Like their more specific counterparts, general statutory directives need to be carefully drafted to ensure that they can be readily implemented without creating anomalies and new sentencing disparities.
C. Analysis, Reporting and Amendment as Appropriate Directives
One method of congressional input that combines desirable features of the above alternatives is a general directive to the Sentencing Commission to investigate sentencing practices for a given offense area and amend the guidelines as appropriate to ensure that stated congressional objectives are accomplished. Directives of this kind may be coupled, if Congress desires, with a requirement for a report to Congress within a reasonable time.

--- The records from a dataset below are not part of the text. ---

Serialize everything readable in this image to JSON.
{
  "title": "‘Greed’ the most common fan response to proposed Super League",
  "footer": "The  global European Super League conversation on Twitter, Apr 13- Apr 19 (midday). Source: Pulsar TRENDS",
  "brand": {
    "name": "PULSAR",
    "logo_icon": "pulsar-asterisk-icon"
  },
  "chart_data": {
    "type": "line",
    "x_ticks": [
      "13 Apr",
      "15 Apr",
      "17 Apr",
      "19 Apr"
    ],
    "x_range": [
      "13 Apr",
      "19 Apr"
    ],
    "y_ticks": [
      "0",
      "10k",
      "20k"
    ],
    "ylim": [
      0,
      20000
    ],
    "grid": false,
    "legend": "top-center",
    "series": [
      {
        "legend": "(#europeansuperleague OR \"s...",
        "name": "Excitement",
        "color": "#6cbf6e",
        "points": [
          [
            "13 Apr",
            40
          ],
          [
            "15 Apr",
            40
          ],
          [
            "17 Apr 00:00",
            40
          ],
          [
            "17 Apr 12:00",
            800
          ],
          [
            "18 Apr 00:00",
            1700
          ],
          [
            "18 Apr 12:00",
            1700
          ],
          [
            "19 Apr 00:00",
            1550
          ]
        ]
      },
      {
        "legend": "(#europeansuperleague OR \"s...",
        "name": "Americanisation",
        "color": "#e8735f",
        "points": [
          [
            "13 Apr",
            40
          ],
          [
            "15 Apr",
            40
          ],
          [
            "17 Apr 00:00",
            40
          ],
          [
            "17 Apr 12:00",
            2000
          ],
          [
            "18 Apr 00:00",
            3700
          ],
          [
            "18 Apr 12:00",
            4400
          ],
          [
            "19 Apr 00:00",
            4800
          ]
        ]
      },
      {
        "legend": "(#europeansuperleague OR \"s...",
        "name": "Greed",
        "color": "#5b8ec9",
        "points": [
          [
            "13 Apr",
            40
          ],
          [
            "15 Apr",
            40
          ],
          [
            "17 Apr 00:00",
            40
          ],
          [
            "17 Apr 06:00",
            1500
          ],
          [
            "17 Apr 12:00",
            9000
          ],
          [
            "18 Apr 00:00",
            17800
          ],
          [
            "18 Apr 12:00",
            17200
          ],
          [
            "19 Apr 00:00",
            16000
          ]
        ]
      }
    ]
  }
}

Congress recently included a "study and amend" directive of this nature in the 1990 crime bill when it directed the Sentencing Commission to "amend existing guidelines for sentences involving sexual crimes against children . . . so that more substantial penalties may be imposed if the Sentencing Commission determines current penalties are inadequate." In response to this directive, the Sentencing Commission included several relevant amendments in its 1991 amendments package, and it has a comprehensive study underway that may result in the proposal of additional amendments in 1992.
For a number of reasons, a "study and amend" directive is a highly effective means of congressional influence over sentencing policy. Congress retains the authority, and will inevitably have the opportunity, to review the adequacy of any Sentencing Commission analysis and amendment response. The Sentencing Commission, by statute, must report any amendments to Congress by May 1 of each year, and Congress thereafter has an 180-day period to review the adequacy of what is included (or omitted) from the Sentencing Commission's amendment report.
Moreover, a directive combining analysis and appropriate amendments closely adheres to the manner in which the Sentencing Reform Act indicated the Sentencing Commission should approach the evolutionary task of improving its guidelines and policy statements. Congress gave the Sentencing Commission distinct, ongoing tasks to compile and analyze data on sentences imposed, as well as to conduct other sentencing research. It is therefore entirely appropriate for Congress to require the Sentencing Commission to combine its research, analysis, and guideline amendment functions to address aspects of criminal conduct of particular concern to Congress. In light of the multifaceted responsibilities Congress gave the Sentencing Commission in the Sentencing Reform Act, the Sentencing Commission particularly commends this approach for Congress's consideration.
There are a number of ways in which Congress effectively can shape sentencing policy without resorting to mandatory minimum provisions. Working together with the Sentencing Commission, Congress has already provided an opportunity to demonstrate the viability of these alternative mechanisms. There is every reason to expect that their continued and expanded use would meet with equal success.